Peggy is perched on the edge of Ubehebe Crater in Death Valley National Park holding on to the sign that warns her not to be there. Fortunately, the sign is several feet away from the big hole. Falling in involves a 600-foot plus tumble.
There is a safer, but slower way, to get to the bottom. Several trails snake their way down from the crater’s parking lot. If you have ever had the desire to climb into a volcano, Ubehebe makes it easy. Getting out is the challenge.
Geologists used to believe the volcano was 10-12 thousand years old. A recent study by Columbia University suggests it is much younger. The study also warns that the area is still volcanically active. Ubehebe could explode at any time, or not.

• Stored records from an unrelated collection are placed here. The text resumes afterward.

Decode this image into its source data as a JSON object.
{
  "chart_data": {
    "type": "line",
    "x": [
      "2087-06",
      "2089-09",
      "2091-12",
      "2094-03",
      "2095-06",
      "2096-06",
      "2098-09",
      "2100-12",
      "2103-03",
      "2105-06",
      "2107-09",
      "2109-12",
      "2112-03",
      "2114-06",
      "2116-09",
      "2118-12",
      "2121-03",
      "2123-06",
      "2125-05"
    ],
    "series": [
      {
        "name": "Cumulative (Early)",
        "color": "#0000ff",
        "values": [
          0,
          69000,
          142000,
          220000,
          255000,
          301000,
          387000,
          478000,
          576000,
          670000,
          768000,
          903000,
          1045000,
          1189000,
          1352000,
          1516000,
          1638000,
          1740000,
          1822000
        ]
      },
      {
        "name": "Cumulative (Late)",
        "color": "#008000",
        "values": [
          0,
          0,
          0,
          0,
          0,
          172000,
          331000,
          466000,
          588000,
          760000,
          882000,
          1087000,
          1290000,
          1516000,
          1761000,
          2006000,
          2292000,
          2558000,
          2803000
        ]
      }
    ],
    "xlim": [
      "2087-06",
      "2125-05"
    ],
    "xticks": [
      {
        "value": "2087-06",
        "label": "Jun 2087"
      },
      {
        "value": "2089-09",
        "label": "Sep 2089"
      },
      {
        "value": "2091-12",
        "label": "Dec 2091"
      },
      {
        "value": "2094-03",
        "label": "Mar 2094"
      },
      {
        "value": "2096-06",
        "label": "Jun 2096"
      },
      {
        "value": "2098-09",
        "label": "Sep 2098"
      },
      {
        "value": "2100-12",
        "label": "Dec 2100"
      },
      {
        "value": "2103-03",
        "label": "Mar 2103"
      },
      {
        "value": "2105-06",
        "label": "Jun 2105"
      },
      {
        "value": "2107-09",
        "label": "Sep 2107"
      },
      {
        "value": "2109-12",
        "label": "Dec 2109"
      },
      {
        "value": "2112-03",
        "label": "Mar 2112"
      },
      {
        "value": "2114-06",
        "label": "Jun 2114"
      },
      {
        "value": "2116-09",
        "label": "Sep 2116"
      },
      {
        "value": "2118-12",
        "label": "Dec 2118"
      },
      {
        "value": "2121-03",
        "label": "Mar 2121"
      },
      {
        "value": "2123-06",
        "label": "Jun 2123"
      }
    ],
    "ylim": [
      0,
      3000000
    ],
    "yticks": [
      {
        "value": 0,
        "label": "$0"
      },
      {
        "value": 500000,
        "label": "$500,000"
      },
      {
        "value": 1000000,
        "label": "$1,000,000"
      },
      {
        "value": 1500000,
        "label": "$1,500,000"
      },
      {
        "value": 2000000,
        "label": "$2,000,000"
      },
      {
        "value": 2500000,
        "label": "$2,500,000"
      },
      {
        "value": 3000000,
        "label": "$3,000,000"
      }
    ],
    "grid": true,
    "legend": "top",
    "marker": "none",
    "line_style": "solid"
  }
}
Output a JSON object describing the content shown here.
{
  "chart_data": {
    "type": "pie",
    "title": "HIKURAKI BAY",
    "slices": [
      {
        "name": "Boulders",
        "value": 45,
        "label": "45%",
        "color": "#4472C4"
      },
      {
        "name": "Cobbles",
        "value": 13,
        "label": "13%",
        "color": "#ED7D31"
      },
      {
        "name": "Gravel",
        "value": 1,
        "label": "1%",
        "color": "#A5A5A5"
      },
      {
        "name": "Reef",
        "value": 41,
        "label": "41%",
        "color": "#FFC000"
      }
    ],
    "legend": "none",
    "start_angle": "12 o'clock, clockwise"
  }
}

The original eruption was violent, a heck of a big bang. Rising magma came in contact with seeping water. They don’t mix well. The result was instant steam. Boom! Scientists call it a hydro-volcanic eruption.
Peggy and I opted to walk around rather than down the crater. There are a dozen or so volcanoes in the area including Little Hebe, which is easy to reach and provides a different perspective. For me, the surreal nature of the eroded landscape more than justified the 1.5-mile hike. Carry water. Oh yeah, Peggy says stay away from the edge.
If you want to visit Ubehebe Crater, and you should, you will need to drive to the north end of the Park. Scotty’s Castle is next door so you can easily include both sites.